Research (bit.ly/3jGrcUk) shows as many as 744,984 people in India are directly employed by the coal industry, with hundreds of thousands more connected through the informal sector. Clamps on fossil fuel-dependent industries would leave millions of workers jobless. Still, it isn’t as if India has done nothing. A big fiscal push has been made for electric vehicles in India’s fossil-fuel dominant automobile sector.
Under the Paris Agreement, India committed to reducing the greenhouse gas emission intensity of its GDP by 33-35% by 2030 relative to 2005. Using natural gas reduces such emissions as its combustion emits about half as much carbon as coal does.
India also said it will install 450 gigawatts of renewable energy capacity by 2030, of which 100 gigawatts had been installed as of August.
In 2017, the government announced that it would increase the share of natural gas in its energy mix to 15% by 2030. As of September, it made up just 6.5%.
India is promoting natural gas as a “transition fuel". This is because renewable energy, such as from wind and solar, is intermittent and dependent on weather conditions. For a completely renewable-energy based economy, India will need capacity to store power, but battery storage is currently expensive.
Having said that, India’s progress in developing robust climate-sensitive infrastructure and ensuring a swifter transition to clean energy remains slow, and without a coherent climate-action based national plan.
Most developing countries have made climate action conditional on more climate finance from developed (and higher emitting) countries, so that their growth is not hurt.
However, the flow of larger climate aid or development assistance may not be swift enough. Special climate bonds have been suggested as one mode of finance. The problem, though, is that most developing countries lack a sound regulatory and legal framework to manage private-contracts and transactions for ‘newer financial means’, within the green energy market. However, it is also true that the global private sector market has been positive about increasing its scope of investment in renewables. Given limited public-financial support, the private sector has a key role in driving the green-energy transition.

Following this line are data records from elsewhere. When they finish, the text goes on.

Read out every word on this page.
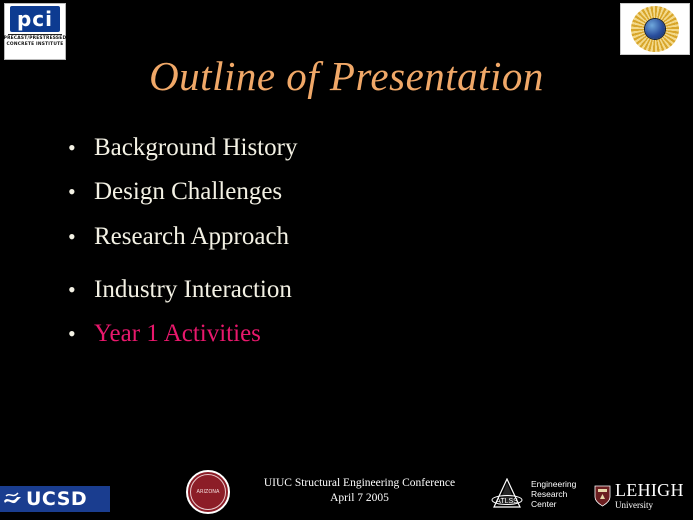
pci
PRECAST/PRESTRESSED
CONCRETE INSTITUTE
Outline of Presentation
• Background History
• Design Challenges
• Research Approach
• Industry Interaction
• Year 1 Activities
UCSD	ARIZONA
UIUC Structural Engineering Conference
April 7 2005	ATLSS
Engineering
Research
Center
LEHIGH
University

Still, any big investment would require a conducive political environment and regulatory mechanisms to attract more private players to the renewable-energy market and keep it competitive. Else, a growing green- energy market would risk getting monopolized—or oligopolized—by big capital. This could yield an energy cartel, as in oil.
While richer countries at CoP-26 will push for ‘net zero emissions’ by 2050 to save future populations from ecological vulnerability, poorer nations must also grapple with the fact of climate change, given how ecologically and economically vulnerable their people are. An inclusive approach to climate action at a multilateral level must therefore get underway and go beyond negotiations. Big techno-economic ideas, while often eloquently put, must not leave socio-economic variables out of the design and actualization of a ‘global policy’ for developing nations. This has been a challenge for previous CoPs. Let’s hope CoP-26 offers a step forward.
Deepanshu Mohan & Krishanu Kashyap are, respectively, associate professor of economics and director, Centre for New Economics Studies (CNES); and a research analyst, CNES, O.P. Jindal Global University.